In optical coherence tomography (OCT) volumes of retina, the sequential acquisition of the individual slices makes this modality prone to motion artifacts, misalignments between adjacent slices being the most noticeable. Any distortion in OCT volumes can bias structural analysis and influence the outcome of longitudinal studies. On the other hand, presence of speckle noise that is characteristic of this imaging modality, leads to inaccuracies when traditional registration techniques are employed. Also, the lack of a well-defined ground truth makes supervised deep-learning techniques ill-posed to tackle the problem. In this paper, we tackle these issues by using deep reinforcement learning to correct inter-frame movements in an unsupervised manner. Specifically, we use dueling deep Q-network to train an artificial agent to find the optimal policy, i.e. a sequence of actions, that best improves the alignment by maximizing the sum of reward signals. Instead of relying on the ground-truth of transformation parameters to guide the rewarding system, for the first time, we use a combination of intensity based image similarity metrics. Further, to avoid the agent bias towards speckle noise, we ensure the agent can see retinal layers as part of the interacting environment.
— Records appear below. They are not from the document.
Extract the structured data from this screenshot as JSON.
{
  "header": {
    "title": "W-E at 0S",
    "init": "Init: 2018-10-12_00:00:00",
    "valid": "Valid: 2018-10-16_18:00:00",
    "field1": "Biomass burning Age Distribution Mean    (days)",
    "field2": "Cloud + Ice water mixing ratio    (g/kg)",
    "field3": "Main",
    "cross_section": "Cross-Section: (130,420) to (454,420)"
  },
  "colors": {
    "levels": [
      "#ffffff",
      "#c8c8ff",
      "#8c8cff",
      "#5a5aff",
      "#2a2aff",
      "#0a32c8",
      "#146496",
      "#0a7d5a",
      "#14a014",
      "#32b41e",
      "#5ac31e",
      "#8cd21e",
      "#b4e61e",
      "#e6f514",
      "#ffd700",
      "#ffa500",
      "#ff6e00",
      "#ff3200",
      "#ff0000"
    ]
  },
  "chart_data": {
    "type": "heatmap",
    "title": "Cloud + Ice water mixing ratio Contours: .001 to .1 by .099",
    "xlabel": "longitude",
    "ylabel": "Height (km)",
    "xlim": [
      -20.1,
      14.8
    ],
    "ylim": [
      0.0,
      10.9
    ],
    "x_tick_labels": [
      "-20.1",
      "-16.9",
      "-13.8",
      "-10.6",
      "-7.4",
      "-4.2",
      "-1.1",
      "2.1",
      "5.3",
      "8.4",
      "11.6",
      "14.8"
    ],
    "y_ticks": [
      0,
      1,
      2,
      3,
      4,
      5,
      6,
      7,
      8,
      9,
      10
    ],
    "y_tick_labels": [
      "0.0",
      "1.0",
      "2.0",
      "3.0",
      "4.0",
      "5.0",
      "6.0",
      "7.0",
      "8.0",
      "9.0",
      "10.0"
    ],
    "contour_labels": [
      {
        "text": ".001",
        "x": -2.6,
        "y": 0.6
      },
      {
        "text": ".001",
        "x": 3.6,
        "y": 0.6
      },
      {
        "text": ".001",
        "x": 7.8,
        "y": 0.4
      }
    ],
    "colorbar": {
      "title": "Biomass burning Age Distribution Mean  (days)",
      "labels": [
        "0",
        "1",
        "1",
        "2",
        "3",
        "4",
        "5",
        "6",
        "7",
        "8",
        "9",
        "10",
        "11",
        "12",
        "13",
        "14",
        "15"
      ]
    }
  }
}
For quantitative evaluation, we simulate the eye movement artifacts by applying 2D rigid transformations on individual B-scans. The proposed model achieves an average of 0.985 and 0.914 for normalized mutual information and correlation coefficient, respectively. We also compare our model with elastix intensity based medical image registration approach, where significant improvement is achieved by our model for both noisy and denoised volumes.